Sarah Bassler Millar and Dawn Sellstrom Article Published in Health Law Reporter
Chicago partner Sarah Bassler Millar and counsel Dawn Sellstrom published an article in Health Law Reporter, titled, “Final Wellness Program Rules Bring Health Care Employers New Challenges and Opportunities to Promote Employee Wellness.”
Health care providers, as employers, have been on the leading edge of encouraging healthier lifestyles and wellness among their employees. Some health care providers have also leveraged successful employee wellness programs into new service lines by providing non-health care employers wellness program services. In light of new regulatory guidance, these wellness programs must be re-evaluated and updated.
The Department of Health and Human Services, Department of Labor and Department of the Treasury recently released final regulations clarifying and amending standards for non-discriminatory wellness programs to reflect changes to existing provisions made by the patient Protections and Affordable Care Act of 2010. The final regulations apply to all group health plans and group health insurance coverage for plans years beginning on or after January 1, 2014.
The Health Insurance Portability and Accountability Act of 1996 (HIPAA) generally prohibits group health plans and group health insurance issuers from discriminating against individual participants based on health factors. However, wellness programs designed to promote health or prevent disease are excepted from the HIPAA nondiscrimination provisions if they meet certain conditions.
The 2014 final rules maintain the two categories of programs established in the 2006 rules: participatory wellness programs and health-contingent wellness programs.

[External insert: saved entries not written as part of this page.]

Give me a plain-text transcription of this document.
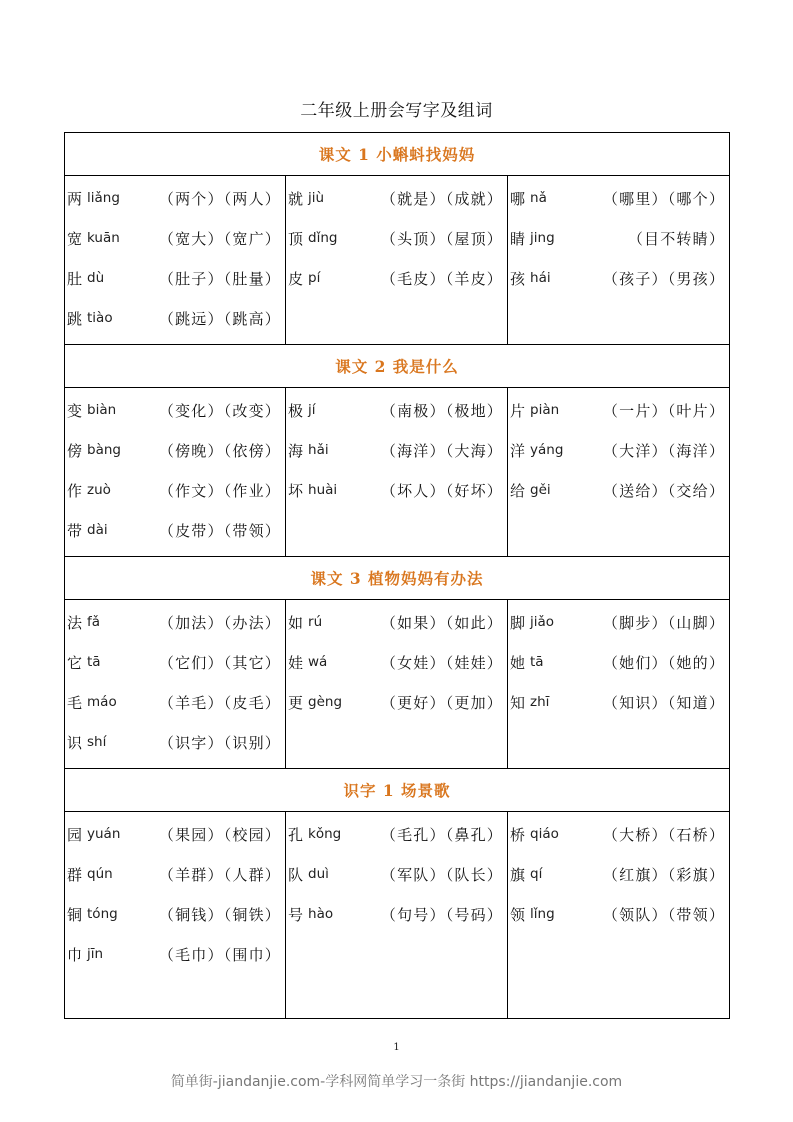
二年级上册会写字及组词
课文 1 小蝌蚪找妈妈		

两 liǎng	（两个）（两人）
宽 kuān	（宽大）（宽广）
肚 dù	（肚子）（肚量）
跳 tiào	（跳远）（跳高）

就 jiù	（就是）（成就）
顶 dǐng	（头顶）（屋顶）
皮 pí	（毛皮）（羊皮）

哪 nǎ	（哪里）（哪个）
睛 jing	（目不转睛）
孩 hái	（孩子）（男孩）

课文 2 我是什么		

变 biàn	（变化）（改变）
傍 bàng	（傍晚）（依傍）
作 zuò	（作文）（作业）
带 dài	（皮带）（带领）

极 jí	（南极）（极地）
海 hǎi	（海洋）（大海）
坏 huài	（坏人）（好坏）

片 piàn	（一片）（叶片）
洋 yáng	（大洋）（海洋）
给 gěi	（送给）（交给）

课文 3 植物妈妈有办法		

法 fǎ	（加法）（办法）
它 tā	（它们）（其它）
毛 máo	（羊毛）（皮毛）
识 shí	（识字）（识别）

如 rú	（如果）（如此）
娃 wá	（女娃）（娃娃）
更 gèng	（更好）（更加）

脚 jiǎo	（脚步）（山脚）
她 tā	（她们）（她的）
知 zhī	（知识）（知道）

识字 1 场景歌		

园 yuán	（果园）（校园）
群 qún	（羊群）（人群）
铜 tóng	（铜钱）（铜铁）
巾 jīn	（毛巾）（围巾）

孔 kǒng	（毛孔）（鼻孔）
队 duì	（军队）（队长）
号 hào	（句号）（号码）

桥 qiáo	（大桥）（石桥）
旗 qí	（红旗）（彩旗）
领 lǐng	（领队）（带领）
1
简单街-jiandanjie.com-学科网简单学习一条街 https://jiandanjie.com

Participatory wellness programs do not require an individual to satisfy a standard related to a health factor as a condition for obtaining a reward. Health-contingent wellness programs require individuals to satisfy a standard related to a health factor as a condition for obtaining a reward. Health-contingent wellness programs are further divided into activity-only programs and outcome-based programs. Each type of health-contingent program must meet certain requirements to be exempt from HIPAA nondiscrimination provisions.
Sarah and Dawn advise that this is a good time for employers to consider their wellness programs in light of new standards under the 2014 final rules.